7. En troisième et dernier lieu, aux termes de l'article 8 de la convention européenne de sauvegarde des droits de l'homme et des libertés fondamentales : " Toute personne a droit au respect de sa vie privée et familiale (...) ". Aux termes des stipulations du paragraphe 1 de l'article 3 de la convention internationale relative aux droits de l'enfant : " Dans toutes les décisions qui concernent les enfants, qu'elles soient le fait des institutions publiques ou privées de protection sociale, des tribunaux, des autorités administratives ou des organes législatifs, l'intérêt supérieur de l'enfant doit être une considération primordiale. ".
8. Pour les mêmes motifs que ceux indiqués aux points 5 et 6, les moyens tirés de la méconnaissance de l'article 8 de la convention européenne de sauvegarde des droits de l'homme et des libertés fondamentales et du paragraphe 1 de l'article 3 de la convention internationale relative aux droits de l'enfant ne peuvent qu'être écartés.

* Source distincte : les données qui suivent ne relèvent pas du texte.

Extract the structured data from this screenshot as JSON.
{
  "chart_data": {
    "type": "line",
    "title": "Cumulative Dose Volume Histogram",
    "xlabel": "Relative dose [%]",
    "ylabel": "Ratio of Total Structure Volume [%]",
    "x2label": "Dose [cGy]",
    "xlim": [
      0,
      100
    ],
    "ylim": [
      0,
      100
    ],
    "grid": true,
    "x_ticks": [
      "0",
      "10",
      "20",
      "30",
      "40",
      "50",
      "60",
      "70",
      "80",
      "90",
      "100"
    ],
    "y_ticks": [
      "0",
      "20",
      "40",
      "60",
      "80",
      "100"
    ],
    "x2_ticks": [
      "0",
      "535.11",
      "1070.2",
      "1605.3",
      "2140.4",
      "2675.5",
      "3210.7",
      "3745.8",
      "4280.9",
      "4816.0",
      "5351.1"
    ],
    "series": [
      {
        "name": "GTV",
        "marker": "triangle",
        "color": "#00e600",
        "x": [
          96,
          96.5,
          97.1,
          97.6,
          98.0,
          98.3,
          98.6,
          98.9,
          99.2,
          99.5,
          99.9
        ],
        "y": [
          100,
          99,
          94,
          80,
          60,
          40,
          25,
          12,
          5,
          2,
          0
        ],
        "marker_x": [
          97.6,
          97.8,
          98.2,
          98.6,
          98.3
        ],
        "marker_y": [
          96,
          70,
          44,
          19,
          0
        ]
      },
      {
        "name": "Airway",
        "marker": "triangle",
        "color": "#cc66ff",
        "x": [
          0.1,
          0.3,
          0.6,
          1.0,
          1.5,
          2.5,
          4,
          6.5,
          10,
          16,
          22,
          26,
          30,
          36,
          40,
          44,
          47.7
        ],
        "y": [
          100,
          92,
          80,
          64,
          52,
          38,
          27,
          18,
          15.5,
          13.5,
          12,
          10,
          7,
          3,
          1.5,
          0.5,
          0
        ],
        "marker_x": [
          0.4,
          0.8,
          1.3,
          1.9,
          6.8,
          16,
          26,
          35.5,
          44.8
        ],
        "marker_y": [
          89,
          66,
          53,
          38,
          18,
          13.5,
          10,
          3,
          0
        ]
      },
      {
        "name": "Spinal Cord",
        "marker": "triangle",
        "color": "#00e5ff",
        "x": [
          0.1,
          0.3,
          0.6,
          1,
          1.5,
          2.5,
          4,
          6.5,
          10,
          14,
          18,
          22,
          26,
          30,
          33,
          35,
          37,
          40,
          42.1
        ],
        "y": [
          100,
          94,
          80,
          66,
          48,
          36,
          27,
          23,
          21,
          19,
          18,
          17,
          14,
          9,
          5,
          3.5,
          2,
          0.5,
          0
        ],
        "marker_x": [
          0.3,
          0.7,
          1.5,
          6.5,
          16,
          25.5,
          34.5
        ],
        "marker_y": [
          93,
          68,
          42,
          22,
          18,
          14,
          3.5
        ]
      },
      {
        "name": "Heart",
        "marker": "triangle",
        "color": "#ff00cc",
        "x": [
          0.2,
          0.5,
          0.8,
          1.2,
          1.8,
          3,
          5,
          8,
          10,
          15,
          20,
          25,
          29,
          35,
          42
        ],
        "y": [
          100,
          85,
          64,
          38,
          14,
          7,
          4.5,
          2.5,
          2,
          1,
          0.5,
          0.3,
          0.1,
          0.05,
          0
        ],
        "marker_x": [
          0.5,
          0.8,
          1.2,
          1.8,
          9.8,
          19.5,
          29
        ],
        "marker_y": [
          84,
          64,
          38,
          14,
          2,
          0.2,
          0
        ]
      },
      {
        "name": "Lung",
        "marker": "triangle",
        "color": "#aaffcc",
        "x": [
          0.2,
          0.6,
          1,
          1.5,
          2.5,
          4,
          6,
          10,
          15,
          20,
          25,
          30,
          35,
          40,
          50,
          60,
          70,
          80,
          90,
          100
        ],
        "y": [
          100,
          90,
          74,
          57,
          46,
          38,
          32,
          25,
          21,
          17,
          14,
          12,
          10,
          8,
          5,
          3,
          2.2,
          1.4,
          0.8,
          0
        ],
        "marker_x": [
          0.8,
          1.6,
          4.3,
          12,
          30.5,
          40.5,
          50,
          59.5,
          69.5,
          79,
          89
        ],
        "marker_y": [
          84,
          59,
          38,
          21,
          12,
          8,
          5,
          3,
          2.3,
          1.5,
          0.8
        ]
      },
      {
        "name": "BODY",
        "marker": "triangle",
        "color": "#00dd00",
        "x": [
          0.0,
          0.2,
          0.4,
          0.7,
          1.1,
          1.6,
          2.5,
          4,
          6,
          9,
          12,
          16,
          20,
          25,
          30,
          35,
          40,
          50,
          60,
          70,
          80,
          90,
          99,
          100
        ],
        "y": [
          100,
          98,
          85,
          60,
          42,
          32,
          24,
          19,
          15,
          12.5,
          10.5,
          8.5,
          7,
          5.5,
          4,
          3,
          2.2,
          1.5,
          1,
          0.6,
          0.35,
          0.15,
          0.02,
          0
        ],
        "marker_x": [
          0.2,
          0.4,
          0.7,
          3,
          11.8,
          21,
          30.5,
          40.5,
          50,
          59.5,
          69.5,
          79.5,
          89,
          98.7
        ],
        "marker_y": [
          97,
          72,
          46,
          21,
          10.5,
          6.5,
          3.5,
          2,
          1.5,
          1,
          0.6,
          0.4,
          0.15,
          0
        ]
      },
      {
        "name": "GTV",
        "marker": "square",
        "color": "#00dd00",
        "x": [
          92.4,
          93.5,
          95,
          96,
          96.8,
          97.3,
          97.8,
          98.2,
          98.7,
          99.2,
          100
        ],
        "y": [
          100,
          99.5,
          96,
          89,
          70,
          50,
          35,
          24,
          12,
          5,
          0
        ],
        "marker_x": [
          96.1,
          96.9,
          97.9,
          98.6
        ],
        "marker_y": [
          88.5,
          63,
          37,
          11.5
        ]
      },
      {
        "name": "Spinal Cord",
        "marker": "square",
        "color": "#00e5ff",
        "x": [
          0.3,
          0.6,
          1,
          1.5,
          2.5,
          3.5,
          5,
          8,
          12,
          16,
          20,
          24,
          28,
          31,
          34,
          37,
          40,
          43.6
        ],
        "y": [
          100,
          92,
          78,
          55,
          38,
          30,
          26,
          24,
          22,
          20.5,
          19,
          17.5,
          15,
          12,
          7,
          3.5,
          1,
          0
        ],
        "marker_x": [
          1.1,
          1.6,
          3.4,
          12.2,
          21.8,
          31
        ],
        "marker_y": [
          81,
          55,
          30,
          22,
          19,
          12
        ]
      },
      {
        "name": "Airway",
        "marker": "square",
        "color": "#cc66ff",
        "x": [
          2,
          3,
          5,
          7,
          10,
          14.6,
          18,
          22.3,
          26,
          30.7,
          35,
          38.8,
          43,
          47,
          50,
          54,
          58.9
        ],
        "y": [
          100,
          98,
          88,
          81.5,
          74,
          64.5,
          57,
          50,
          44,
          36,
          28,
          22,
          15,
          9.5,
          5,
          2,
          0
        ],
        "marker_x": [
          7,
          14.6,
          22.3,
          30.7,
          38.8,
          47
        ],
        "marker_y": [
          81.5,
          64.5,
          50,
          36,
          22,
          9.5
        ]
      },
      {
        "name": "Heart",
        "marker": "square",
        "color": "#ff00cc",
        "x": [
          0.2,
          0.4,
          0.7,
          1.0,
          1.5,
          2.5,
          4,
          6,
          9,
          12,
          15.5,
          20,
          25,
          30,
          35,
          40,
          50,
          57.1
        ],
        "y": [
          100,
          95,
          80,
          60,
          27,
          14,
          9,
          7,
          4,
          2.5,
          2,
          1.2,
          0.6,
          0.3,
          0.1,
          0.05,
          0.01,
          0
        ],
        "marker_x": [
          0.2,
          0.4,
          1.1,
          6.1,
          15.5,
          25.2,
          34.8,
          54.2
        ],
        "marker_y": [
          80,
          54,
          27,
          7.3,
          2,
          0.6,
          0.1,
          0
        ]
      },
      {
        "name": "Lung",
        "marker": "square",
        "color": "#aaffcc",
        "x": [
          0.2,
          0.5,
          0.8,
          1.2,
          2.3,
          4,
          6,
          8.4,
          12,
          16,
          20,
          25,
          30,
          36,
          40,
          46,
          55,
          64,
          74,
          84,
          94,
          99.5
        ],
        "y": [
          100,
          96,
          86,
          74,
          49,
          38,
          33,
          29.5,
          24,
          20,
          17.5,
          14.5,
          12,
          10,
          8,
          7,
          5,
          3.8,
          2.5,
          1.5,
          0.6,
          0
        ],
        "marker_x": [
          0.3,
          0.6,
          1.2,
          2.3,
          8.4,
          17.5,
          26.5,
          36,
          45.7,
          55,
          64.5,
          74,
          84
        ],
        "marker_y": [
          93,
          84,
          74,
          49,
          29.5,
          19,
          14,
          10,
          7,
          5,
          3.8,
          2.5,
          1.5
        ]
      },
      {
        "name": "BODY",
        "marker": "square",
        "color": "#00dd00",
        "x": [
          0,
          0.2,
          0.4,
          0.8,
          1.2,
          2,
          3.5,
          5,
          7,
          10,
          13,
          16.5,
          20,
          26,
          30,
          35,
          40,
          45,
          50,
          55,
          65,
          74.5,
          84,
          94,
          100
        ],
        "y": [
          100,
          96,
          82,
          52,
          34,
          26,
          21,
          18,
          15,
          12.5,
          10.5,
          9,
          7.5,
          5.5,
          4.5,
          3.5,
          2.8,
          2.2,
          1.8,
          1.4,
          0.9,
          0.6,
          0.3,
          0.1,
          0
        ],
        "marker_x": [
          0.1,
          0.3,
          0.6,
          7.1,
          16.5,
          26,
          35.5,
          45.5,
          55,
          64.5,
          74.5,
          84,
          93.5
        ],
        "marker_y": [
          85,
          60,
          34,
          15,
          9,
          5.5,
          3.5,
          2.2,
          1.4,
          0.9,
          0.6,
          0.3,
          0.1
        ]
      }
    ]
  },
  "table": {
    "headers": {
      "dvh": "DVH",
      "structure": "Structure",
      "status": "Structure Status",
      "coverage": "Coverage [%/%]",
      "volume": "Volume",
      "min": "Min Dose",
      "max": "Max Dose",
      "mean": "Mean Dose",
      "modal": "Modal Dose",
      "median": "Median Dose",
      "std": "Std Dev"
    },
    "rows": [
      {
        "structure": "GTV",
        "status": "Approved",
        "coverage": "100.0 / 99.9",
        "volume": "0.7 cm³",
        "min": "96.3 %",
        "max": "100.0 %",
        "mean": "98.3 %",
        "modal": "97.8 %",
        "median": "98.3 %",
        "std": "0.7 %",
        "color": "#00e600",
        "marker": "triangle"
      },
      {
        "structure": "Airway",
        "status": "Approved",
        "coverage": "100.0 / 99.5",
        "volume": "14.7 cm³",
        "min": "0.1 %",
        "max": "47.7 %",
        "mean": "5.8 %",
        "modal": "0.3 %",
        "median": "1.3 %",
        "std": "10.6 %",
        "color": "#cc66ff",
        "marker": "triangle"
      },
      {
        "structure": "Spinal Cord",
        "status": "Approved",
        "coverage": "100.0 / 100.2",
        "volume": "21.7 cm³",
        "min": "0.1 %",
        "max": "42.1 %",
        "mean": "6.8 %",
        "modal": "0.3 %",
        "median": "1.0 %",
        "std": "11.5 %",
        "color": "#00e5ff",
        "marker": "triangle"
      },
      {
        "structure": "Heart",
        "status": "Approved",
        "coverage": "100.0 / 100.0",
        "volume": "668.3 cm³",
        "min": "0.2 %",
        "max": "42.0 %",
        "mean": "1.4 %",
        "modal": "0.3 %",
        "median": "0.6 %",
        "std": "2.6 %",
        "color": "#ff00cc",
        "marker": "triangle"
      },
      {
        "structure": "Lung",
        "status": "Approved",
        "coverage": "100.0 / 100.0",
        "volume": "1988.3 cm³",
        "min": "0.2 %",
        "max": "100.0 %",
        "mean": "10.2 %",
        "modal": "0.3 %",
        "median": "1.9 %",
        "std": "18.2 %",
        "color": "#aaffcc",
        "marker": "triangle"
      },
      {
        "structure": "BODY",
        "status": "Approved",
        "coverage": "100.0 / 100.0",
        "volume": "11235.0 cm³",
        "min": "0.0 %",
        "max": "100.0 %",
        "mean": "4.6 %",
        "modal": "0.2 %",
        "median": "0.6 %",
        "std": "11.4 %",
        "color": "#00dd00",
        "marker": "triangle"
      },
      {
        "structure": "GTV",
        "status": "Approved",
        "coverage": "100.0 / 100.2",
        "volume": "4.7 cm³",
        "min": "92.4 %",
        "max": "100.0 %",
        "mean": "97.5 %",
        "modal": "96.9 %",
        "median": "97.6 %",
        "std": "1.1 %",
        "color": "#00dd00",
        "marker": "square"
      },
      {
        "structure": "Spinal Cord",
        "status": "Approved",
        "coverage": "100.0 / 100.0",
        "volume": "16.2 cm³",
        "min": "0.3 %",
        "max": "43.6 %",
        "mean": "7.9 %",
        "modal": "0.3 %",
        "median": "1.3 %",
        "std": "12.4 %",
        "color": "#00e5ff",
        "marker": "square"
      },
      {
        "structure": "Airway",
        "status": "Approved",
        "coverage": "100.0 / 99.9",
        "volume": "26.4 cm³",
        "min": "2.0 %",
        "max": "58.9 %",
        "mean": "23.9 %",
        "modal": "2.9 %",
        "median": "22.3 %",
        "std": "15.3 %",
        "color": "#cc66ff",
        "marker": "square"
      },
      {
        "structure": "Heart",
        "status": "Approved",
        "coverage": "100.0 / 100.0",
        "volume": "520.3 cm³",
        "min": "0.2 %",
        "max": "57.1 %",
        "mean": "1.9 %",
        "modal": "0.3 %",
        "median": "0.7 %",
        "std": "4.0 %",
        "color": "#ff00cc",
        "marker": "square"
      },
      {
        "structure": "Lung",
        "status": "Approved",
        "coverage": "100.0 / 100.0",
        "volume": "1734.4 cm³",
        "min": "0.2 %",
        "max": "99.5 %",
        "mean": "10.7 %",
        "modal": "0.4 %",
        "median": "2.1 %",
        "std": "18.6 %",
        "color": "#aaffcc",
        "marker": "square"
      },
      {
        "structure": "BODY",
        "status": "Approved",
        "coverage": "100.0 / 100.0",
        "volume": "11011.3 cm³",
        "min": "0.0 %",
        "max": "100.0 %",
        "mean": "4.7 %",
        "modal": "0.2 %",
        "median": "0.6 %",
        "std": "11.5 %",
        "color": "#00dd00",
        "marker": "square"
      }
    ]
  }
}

Sur la décision d'obligation de quitter le territoire français :
En ce qui concerne la régularité du jugement attaqué :
9. Il ressort du jugement attaqué que les premiers juges ont omis de répondre aux moyens, qui n'étaient pas inopérants, tirés du défaut d'examen particulier de la situation de l'intéressé, de la méconnaissance de son droit à être entendu, ainsi que de la méconnaissance de l'article 8 de la convention européenne de sauvegarde des droits de l'homme et des libertés fondamentales et du paragraphe 1 de l'article 3 de la convention internationale relative aux droits de l'enfant soulevés à l'encontre de la décision portant obligation de quitter le territoire français.
10. Dès lors, M. C... E... est fondé à soutenir que le jugement attaqué, en tant qu'il a statué sur les conclusions dirigées contre la décision portant obligation de quitter le territoire français, est entaché d'irrégularité en raison du défaut de réponse à ces moyens et doit, pour ce motif et dans cette mesure, être annulé.
11. Il y a lieu pour la cour administrative d'appel de se prononcer immédiatement sur ces conclusions par voie d'évocation.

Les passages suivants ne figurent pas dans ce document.